Cayó Kabul. Kandahar, muy pronto. Todo, con la precisión de un cronómetro. Desde el inicio mismo de la campaña se podía fijar fecha: el régimen de mullahs debías ser derrocado antes de que el Ramadán empezase. De lo contrario, los arrebatos de superstición que inflaman a los devotos del mes sagrado podrían crear problemas serios en países musulmanes poco estables. El calendario se ha cumplido. No podía suceder de otra manera. Cuándo caiga personalmente Bin Laden, es cuestión menor.
Es momento de reflexionar, ahora. De reflexionar, primero, acerca del apenas camuflado deseo de ver derrotada la ofensiva, que ha sido núcleo inconfeso de la lacrimosa retórica de buena parte de la prensa europea en las últimas cinco semanas. La locutora televisiva, tan mona ella, disfrazada con sus coloridos chadores impolutos, no ha sido sino la caricatura de eso. Los gemebundos tonos plañideros del mismo Llamazares de quien no se recuerda sollozo alguno contra la URSS que exterminó a un millón y medio de la población afgana, son el extremo indecente.
Nada nuevo. Los mismos que, en plan muecín borracho, lanzaban alaridos desgarradores acerca del inminente genocidio americano contra el pueblo afgano y el consiguiente holocausto nuclear que arrastraría al Islam hacia la guerra santa, hicieron ya un ridículo casi idéntico cuando anunciaron que la batalla contra el tirano Sadam Husein produciría la catástrofe ecológica terminal del planeta. Daría risa, si detrás de esas actitudes –monstruosamente hegemónicas entre los herederos de lo que un día pudo llamarse izquierda– no hubiera la defensa de los regímenes más reaccionarios, más fanáticos y más asesinos de la segunda mitad del siglo veinte. El islamismo político no es el adversario de Estados Unidos. Es el adversario de la Ilustración. Esto es, el adversario de la libertad humana.

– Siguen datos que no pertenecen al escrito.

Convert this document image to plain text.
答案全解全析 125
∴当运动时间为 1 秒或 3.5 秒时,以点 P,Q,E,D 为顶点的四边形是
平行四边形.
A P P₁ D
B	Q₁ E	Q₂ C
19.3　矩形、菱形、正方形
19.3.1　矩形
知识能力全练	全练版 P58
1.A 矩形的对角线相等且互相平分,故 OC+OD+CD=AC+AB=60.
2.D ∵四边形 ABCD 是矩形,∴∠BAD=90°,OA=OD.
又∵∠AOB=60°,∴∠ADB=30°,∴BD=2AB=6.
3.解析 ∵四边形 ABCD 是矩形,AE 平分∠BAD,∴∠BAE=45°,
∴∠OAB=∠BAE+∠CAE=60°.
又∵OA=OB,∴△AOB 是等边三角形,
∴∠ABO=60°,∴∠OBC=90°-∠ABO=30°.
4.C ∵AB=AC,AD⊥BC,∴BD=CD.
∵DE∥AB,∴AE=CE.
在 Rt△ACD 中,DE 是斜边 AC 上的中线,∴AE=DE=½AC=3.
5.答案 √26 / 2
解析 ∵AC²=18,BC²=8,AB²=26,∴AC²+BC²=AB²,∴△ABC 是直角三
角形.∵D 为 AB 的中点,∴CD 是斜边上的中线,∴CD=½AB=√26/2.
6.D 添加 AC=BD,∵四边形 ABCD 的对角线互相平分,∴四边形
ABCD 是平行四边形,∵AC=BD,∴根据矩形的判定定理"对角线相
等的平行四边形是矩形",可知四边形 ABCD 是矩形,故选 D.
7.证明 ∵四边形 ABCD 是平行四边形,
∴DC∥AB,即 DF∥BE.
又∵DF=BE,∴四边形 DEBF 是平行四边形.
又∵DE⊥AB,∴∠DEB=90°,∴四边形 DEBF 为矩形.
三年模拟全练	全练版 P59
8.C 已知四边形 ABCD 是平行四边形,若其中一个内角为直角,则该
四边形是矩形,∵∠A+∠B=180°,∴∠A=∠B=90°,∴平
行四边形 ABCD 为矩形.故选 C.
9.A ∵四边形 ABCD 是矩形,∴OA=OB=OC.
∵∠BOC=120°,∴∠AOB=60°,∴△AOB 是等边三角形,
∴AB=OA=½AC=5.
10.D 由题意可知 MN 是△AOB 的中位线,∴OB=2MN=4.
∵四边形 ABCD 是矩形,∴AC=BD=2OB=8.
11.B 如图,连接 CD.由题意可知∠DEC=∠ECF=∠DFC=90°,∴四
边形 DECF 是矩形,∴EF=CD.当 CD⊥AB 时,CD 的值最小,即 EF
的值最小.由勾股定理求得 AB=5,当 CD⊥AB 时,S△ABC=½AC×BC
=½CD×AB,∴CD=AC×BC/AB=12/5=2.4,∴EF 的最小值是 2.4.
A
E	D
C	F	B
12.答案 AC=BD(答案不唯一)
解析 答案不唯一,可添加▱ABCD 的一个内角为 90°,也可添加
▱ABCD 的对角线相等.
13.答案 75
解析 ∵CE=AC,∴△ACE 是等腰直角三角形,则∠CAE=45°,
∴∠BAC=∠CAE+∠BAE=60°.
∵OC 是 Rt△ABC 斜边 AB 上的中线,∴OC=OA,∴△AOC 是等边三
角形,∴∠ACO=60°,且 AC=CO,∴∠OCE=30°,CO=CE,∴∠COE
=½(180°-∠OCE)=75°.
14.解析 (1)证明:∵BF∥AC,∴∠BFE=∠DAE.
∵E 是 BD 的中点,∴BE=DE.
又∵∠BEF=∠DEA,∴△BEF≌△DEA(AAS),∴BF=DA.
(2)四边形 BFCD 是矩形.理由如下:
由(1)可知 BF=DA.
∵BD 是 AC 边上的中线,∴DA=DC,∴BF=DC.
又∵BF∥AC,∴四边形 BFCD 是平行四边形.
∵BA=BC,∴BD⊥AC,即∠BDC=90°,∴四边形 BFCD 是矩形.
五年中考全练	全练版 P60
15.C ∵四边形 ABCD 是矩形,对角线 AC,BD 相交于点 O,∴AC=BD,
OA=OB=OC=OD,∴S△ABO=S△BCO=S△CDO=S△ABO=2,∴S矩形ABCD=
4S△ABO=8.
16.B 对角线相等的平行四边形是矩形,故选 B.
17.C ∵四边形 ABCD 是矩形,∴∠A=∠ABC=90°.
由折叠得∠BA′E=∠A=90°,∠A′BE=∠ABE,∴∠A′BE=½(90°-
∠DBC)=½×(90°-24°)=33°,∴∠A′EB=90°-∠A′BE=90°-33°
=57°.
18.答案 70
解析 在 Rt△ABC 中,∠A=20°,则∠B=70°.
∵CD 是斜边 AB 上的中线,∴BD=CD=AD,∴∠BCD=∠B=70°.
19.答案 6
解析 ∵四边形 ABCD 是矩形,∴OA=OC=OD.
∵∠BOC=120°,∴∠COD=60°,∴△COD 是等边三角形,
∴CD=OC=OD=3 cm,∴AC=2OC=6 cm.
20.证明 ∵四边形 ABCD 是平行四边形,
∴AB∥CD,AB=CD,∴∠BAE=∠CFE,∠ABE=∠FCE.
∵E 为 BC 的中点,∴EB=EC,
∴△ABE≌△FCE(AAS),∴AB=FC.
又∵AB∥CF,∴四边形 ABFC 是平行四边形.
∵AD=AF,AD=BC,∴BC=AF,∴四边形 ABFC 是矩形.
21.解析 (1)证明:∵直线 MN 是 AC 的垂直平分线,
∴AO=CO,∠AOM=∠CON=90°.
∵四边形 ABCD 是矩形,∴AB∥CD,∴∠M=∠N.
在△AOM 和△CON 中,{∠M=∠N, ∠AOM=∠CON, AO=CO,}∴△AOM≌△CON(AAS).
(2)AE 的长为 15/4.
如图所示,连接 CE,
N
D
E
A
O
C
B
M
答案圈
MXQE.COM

Una necedad de triste origen progre, perdido en lo más podrido de nuestro pasado, ha llevado a la izquierda española a dar cobertura, social y política, a los peores terroristas de este siglo. La cosa empezó con la extraña fascinación hacia un personaje que atesora el mayor número de asesinatos cometidos por un solo dirigente político: Yassir Arafat. La fascinación abarcó a todo y todos. Ningún problema tuvieron los terroristas de la OLP para asentar sus bases políticas en España durante las dos últimas décadas de la dictadura. Buscaron la foto del beso del rais Suárez como González. Como Aznar. Como el Jefe del Estado. El antisemitismo, en España, puede más que cualquier lógica política.
Ahora, por primera vez, una célula de muyahaidines ha sido apresada en España. Ya era hora. Pero que nadie se engañe: las pateras, como el ferry de Argel, han hecho de España el paraíso europeo del terrorismo islamista. Y no hay razón que valga con los guerreros de Dios. La fuerza, sí; eso, la campaña de Afganistán lo deja claro: a una semana de B-52 en serio, no hay Alá que sobreviva. De nada vale hacer gran retórica contra el terrorismo de ETA, si nuestros dirigentes siguen besuqueando al hombre que fue su fuente logística durante decenios. Al que sigue enviando a sus hombres bomba a volar discotecas de adolescentes israelíes.
Es hora de entender cuál es el verdadero enemigo. Y el verdadero riesgo. Hora de aplicar contra la superstición armada, una estrategia racional de tolerancia cero.